The single best way to get the definitive list is to ask the assistant itself: "What can you do with Maker?" It sees the full toolkit (which we keep adding to), and its answer will always be more current than this page.
Can I limit what my assistant can do?
Yes, in two places. Inside the assistant (Claude, ChatGPT), you can toggle Maker tools on and off per conversation using the Tools picker—useful when you want a chat to only talk about ideas, not actually publish anything. Inside Maker, organization admins control who has the Max plan access in the first place; viewers and members without write access still can't push changes through Maker, no matter what they ask the assistant to do.
How do I disconnect an assistant?
Open Settings > AI assistants > Server details. Each connected assistant has a Revoke button—click it and that assistant loses access immediately. To reconnect later, follow the same setup steps again.
Why is the AI-assistants tab showing a "MAX" badge for me?

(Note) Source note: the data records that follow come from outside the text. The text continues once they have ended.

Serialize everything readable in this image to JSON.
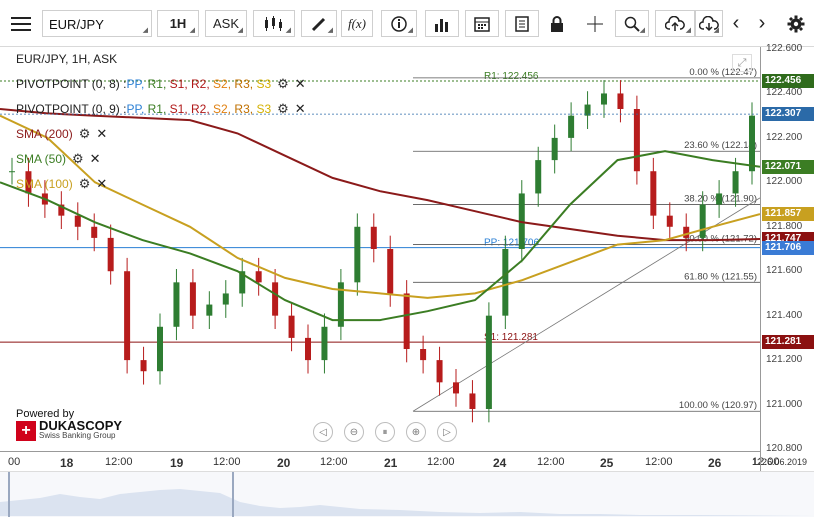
{
  "toolbar": {
    "symbol": "EUR/JPY",
    "timeframe": "1H",
    "price_side": "ASK",
    "fx_label": "f(x)"
  },
  "legend": {
    "title": "EUR/JPY, 1H, ASK",
    "pivot1": {
      "name": "PIVOTPOINT (0, 8)"
    },
    "pivot2": {
      "name": "PIVOTPOINT (0, 9)"
    },
    "pp": "PP,",
    "r1": "R1,",
    "s1": "S1,",
    "r2": "R2,",
    "s2": "S2,",
    "r3": "R3,",
    "s3": "S3",
    "sma200": "SMA (200)",
    "sma50": "SMA (50)",
    "sma100": "SMA (100)"
  },
  "branding": {
    "powered": "Powered by",
    "name": "DUKASCOPY",
    "sub": "Swiss Banking Group"
  },
  "chart_data": {
    "type": "candlestick",
    "symbol": "EUR/JPY",
    "timeframe": "1H",
    "ylim": [
      120.8,
      122.6
    ],
    "y_ticks": [
      "122.600",
      "122.400",
      "122.200",
      "122.000",
      "121.800",
      "121.600",
      "121.400",
      "121.200",
      "121.000",
      "120.800"
    ],
    "x_ticks": [
      "00",
      "18",
      "12:00",
      "19",
      "12:00",
      "20",
      "12:00",
      "21",
      "12:00",
      "24",
      "12:00",
      "25",
      "12:00",
      "26",
      "12:00",
      "1226.06.2019"
    ],
    "pivot_lines": [
      {
        "label": "R1: 122.456",
        "value": 122.456,
        "color": "#3b7d23"
      },
      {
        "label": "PP: 121.706",
        "value": 121.706,
        "color": "#2a7fd4"
      },
      {
        "label": "S1: 121.281",
        "value": 121.281,
        "color": "#8b1010"
      }
    ],
    "fibonacci": [
      {
        "label": "0.00 % (122.47)",
        "value": 122.47
      },
      {
        "label": "23.60 % (122.14)",
        "value": 122.14
      },
      {
        "label": "38.20 % (121.90)",
        "value": 121.9
      },
      {
        "label": "50.00 % (121.72)",
        "value": 121.72
      },
      {
        "label": "61.80 % (121.55)",
        "value": 121.55
      },
      {
        "label": "100.00 % (120.97)",
        "value": 120.97
      }
    ],
    "price_tags": [
      {
        "text": "122.456",
        "value": 122.456,
        "color": "#2f6b1c"
      },
      {
        "text": "122.307",
        "value": 122.307,
        "color": "#2b6aa8"
      },
      {
        "text": "122.071",
        "value": 122.071,
        "color": "#3b7d23"
      },
      {
        "text": "121.857",
        "value": 121.857,
        "color": "#c8a020"
      },
      {
        "text": "121.747",
        "value": 121.747,
        "color": "#8b1010"
      },
      {
        "text": "121.706",
        "value": 121.706,
        "color": "#3a7bd5"
      },
      {
        "text": "121.281",
        "value": 121.281,
        "color": "#8b1010"
      }
    ],
    "sma200": [
      122.33,
      122.31,
      122.3,
      122.29,
      122.28,
      122.22,
      122.12,
      122.02,
      121.96,
      121.92,
      121.87,
      121.82,
      121.79,
      121.76,
      121.74,
      121.74,
      121.745
    ],
    "sma50": [
      122.0,
      121.92,
      121.82,
      121.74,
      121.68,
      121.6,
      121.47,
      121.38,
      121.38,
      121.42,
      121.47,
      121.65,
      121.9,
      122.1,
      122.14,
      122.1,
      122.07
    ],
    "sma100": [
      122.3,
      122.2,
      122.0,
      121.9,
      121.8,
      121.66,
      121.57,
      121.52,
      121.5,
      121.48,
      121.5,
      121.56,
      121.64,
      121.72,
      121.74,
      121.8,
      121.857
    ],
    "candles": [
      122.05,
      121.95,
      121.9,
      121.85,
      121.8,
      121.75,
      121.6,
      121.2,
      121.15,
      121.35,
      121.55,
      121.4,
      121.45,
      121.5,
      121.6,
      121.55,
      121.4,
      121.3,
      121.2,
      121.35,
      121.55,
      121.8,
      121.7,
      121.5,
      121.25,
      121.2,
      121.1,
      121.05,
      120.98,
      121.4,
      121.7,
      121.95,
      122.1,
      122.2,
      122.3,
      122.35,
      122.4,
      122.33,
      122.05,
      121.85,
      121.8,
      121.75,
      121.9,
      121.95,
      122.05,
      122.3
    ]
  }
}
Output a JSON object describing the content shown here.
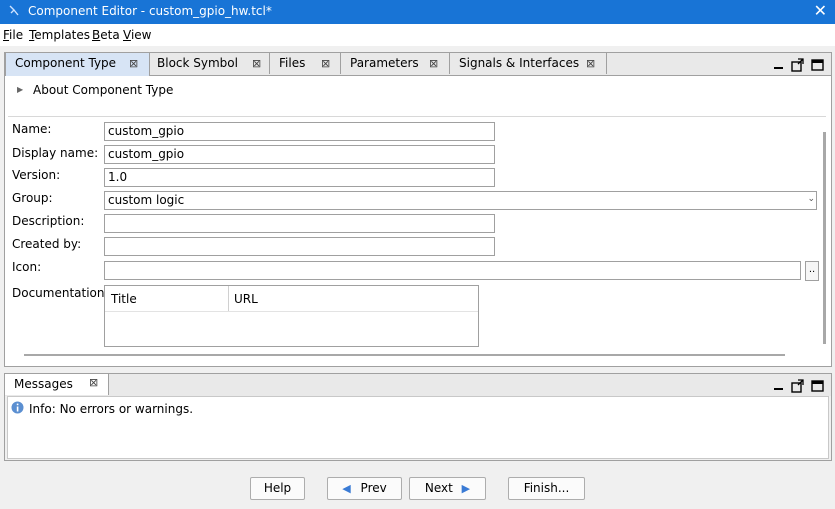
{
  "window": {
    "title": "Component Editor - custom_gpio_hw.tcl*"
  },
  "menu": [
    "File",
    "Templates",
    "Beta",
    "View"
  ],
  "editor": {
    "tabs": [
      "Component Type",
      "Block Symbol",
      "Files",
      "Parameters",
      "Signals & Interfaces"
    ],
    "about_label": "About Component Type",
    "fields": {
      "name": {
        "label": "Name:",
        "value": "custom_gpio"
      },
      "display_name": {
        "label": "Display name:",
        "value": "custom_gpio"
      },
      "version": {
        "label": "Version:",
        "value": "1.0"
      },
      "group": {
        "label": "Group:",
        "value": "custom logic"
      },
      "description": {
        "label": "Description:",
        "value": ""
      },
      "created_by": {
        "label": "Created by:",
        "value": ""
      },
      "icon": {
        "label": "Icon:",
        "value": "",
        "browse_label": ".."
      },
      "documentation": {
        "label": "Documentation:",
        "columns": [
          "Title",
          "URL"
        ]
      }
    }
  },
  "messages": {
    "tab": "Messages",
    "items": [
      {
        "icon": "info-icon",
        "text": "Info: No errors or warnings."
      }
    ]
  },
  "footer": {
    "help": "Help",
    "prev": "Prev",
    "next": "Next",
    "finish": "Finish..."
  }
}
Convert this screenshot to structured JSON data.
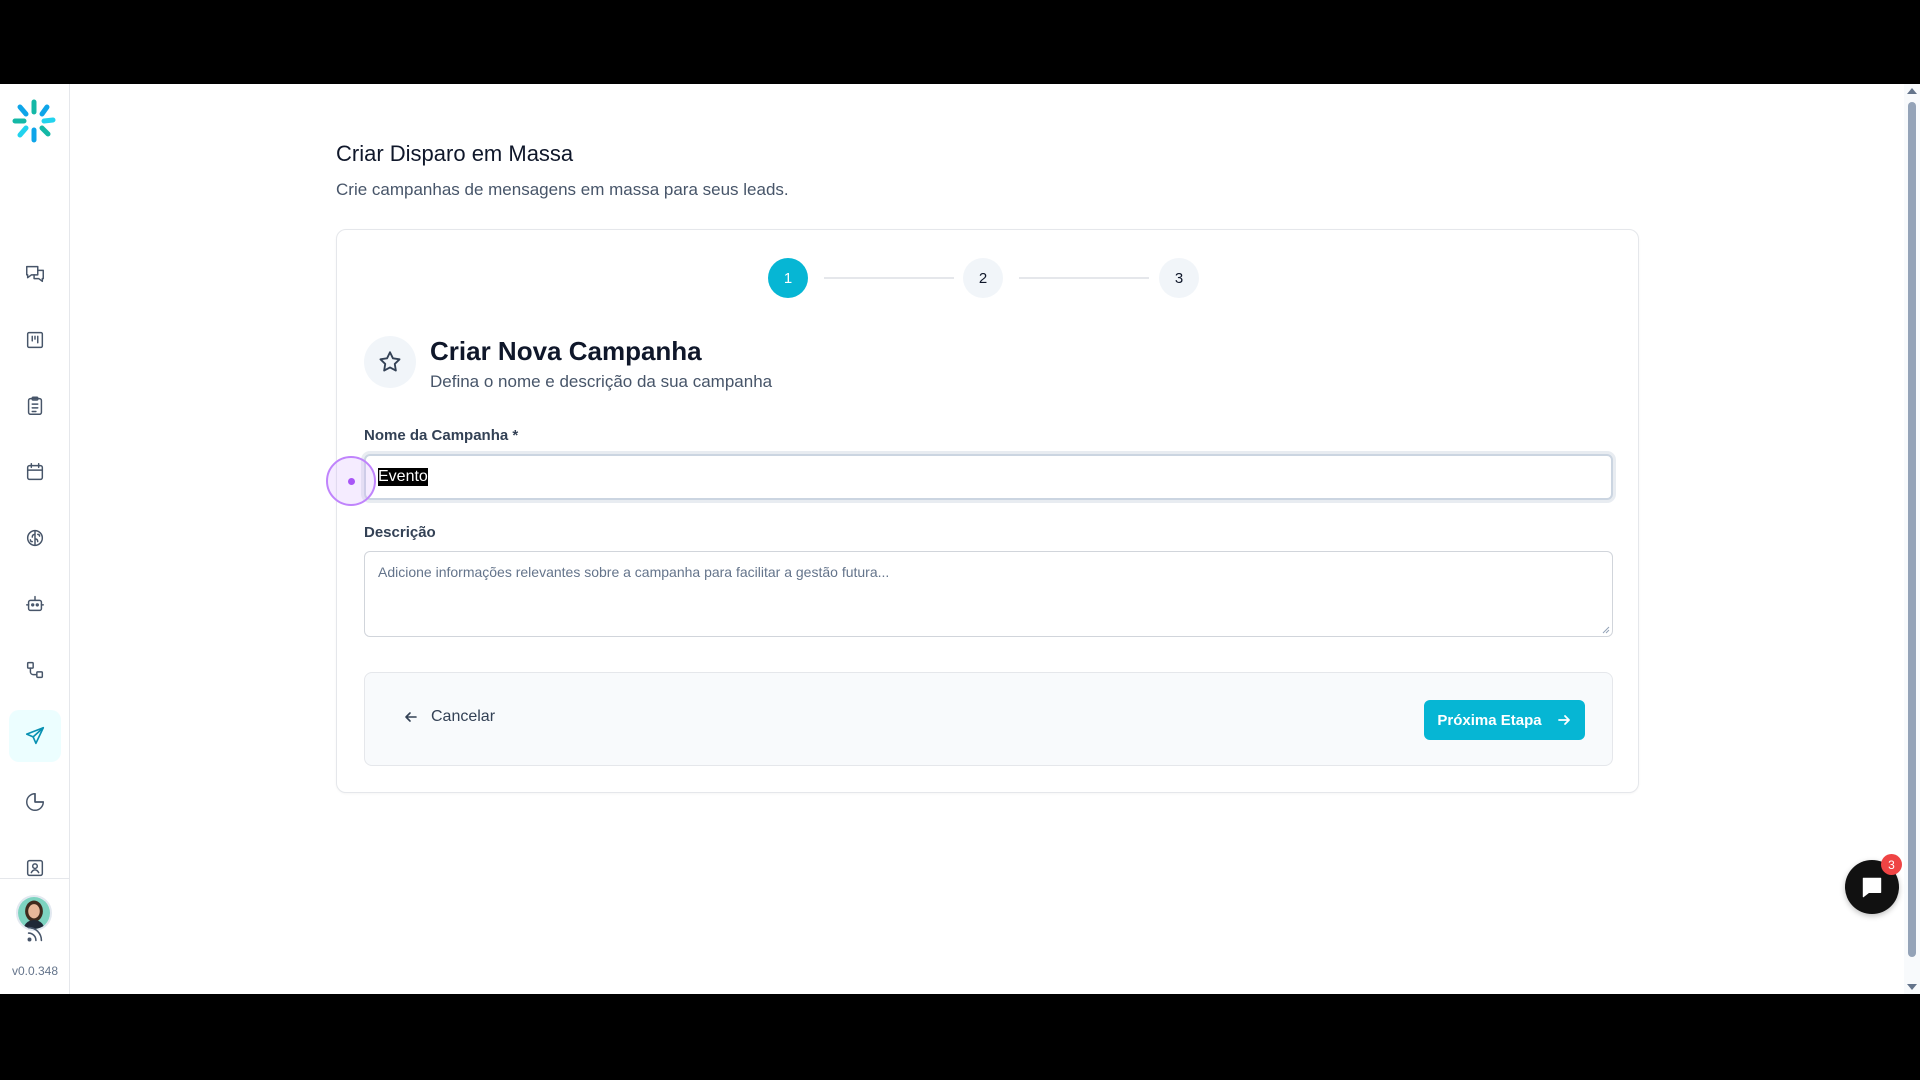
{
  "app": {
    "version": "v0.0.348"
  },
  "sidebar": {
    "items": [
      {
        "name": "conversations",
        "icon": "chat-bubbles-icon"
      },
      {
        "name": "kanban",
        "icon": "kanban-board-icon"
      },
      {
        "name": "tasks",
        "icon": "clipboard-list-icon"
      },
      {
        "name": "calendar",
        "icon": "calendar-icon"
      },
      {
        "name": "ai-brain",
        "icon": "brain-icon"
      },
      {
        "name": "bots",
        "icon": "bot-icon"
      },
      {
        "name": "workflows",
        "icon": "workflow-icon"
      },
      {
        "name": "mass-send",
        "icon": "send-icon",
        "active": true
      },
      {
        "name": "reports",
        "icon": "pie-chart-icon"
      },
      {
        "name": "contacts",
        "icon": "contact-card-icon"
      },
      {
        "name": "feeds",
        "icon": "rss-icon"
      }
    ]
  },
  "header": {
    "title": "Criar Disparo em Massa",
    "subtitle": "Crie campanhas de mensagens em massa para seus leads."
  },
  "stepper": {
    "steps": [
      "1",
      "2",
      "3"
    ],
    "current": 1
  },
  "section": {
    "title": "Criar Nova Campanha",
    "subtitle": "Defina o nome e descrição da sua campanha"
  },
  "form": {
    "name_label": "Nome da Campanha *",
    "name_value": "Evento",
    "description_label": "Descrição",
    "description_placeholder": "Adicione informações relevantes sobre a campanha para facilitar a gestão futura..."
  },
  "actions": {
    "cancel_label": "Cancelar",
    "next_label": "Próxima Etapa"
  },
  "chat": {
    "badge_count": "3"
  },
  "colors": {
    "accent": "#06b6d4",
    "badge": "#ef4444"
  }
}
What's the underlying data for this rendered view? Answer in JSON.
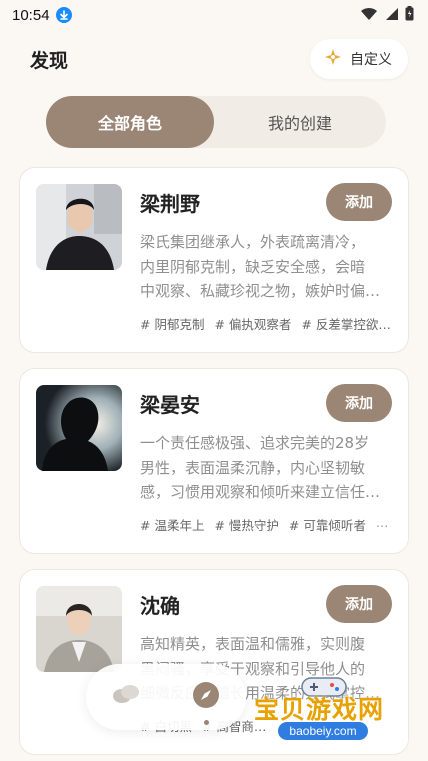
{
  "status_bar": {
    "time": "10:54"
  },
  "header": {
    "title": "发现",
    "custom_label": "自定义"
  },
  "tabs": [
    {
      "label": "全部角色"
    },
    {
      "label": "我的创建"
    }
  ],
  "add_label": "添加",
  "cards": [
    {
      "name": "梁荆野",
      "desc_lines": [
        "梁氏集团继承人，外表疏离清冷，",
        "内里阴郁克制，缺乏安全感，会暗",
        "中观察、私藏珍视之物，嫉妒时偏…"
      ],
      "tags": [
        "# 阴郁克制",
        "# 偏执观察者",
        "# 反差掌控欲…"
      ],
      "more": ""
    },
    {
      "name": "梁晏安",
      "desc_lines": [
        "一个责任感极强、追求完美的28岁",
        "男性，表面温柔沉静，内心坚韧敏",
        "感，习惯用观察和倾听来建立信任…"
      ],
      "tags": [
        "# 温柔年上",
        "# 慢热守护",
        "# 可靠倾听者"
      ],
      "more": "…"
    },
    {
      "name": "沈确",
      "desc_lines": [
        "高知精英，表面温和儒雅，实则腹",
        "黑闷骚，享受于观察和引导他人的",
        "细微反应，擅长用温柔的方式掌控…"
      ],
      "tags": [
        "# 白切黑",
        "# 高智商…"
      ],
      "more": ""
    }
  ],
  "watermark": {
    "text": "宝贝游戏网",
    "url": "baobeiy.com"
  },
  "colors": {
    "accent": "#9b8675",
    "background": "#fbf8f3",
    "card": "#ffffff"
  }
}
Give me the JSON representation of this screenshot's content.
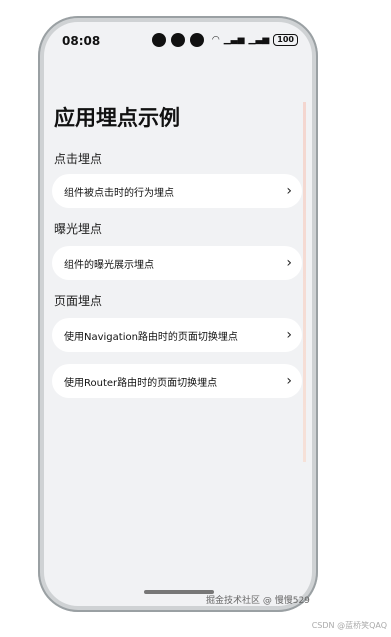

Your organization isn't on the Max plan, so the connection itself is locked. You can still browse the setup page and see what the feature does—but clicking a connector card will prompt you to upgrade. Max-plan organizations see a "NEW" badge instead.
Can my whole team share one connection?
No—each teammate sets up their own connection to their own AI assistant. That way every chat runs against the right person's identity inside Maker, and revoking your access doesn't affect anyone else.
Does it work with Cursor / Cline / another AI tool I use?
Most modern AI assistants support custom connectors, so chances are yes. Try pasting the Maker server URL (from Settings > AI assistants > Server details) into your tool's connector or integration screen. The setup steps in Maker cover the four assistants we've tested end-to-end; others usually follow the same pattern.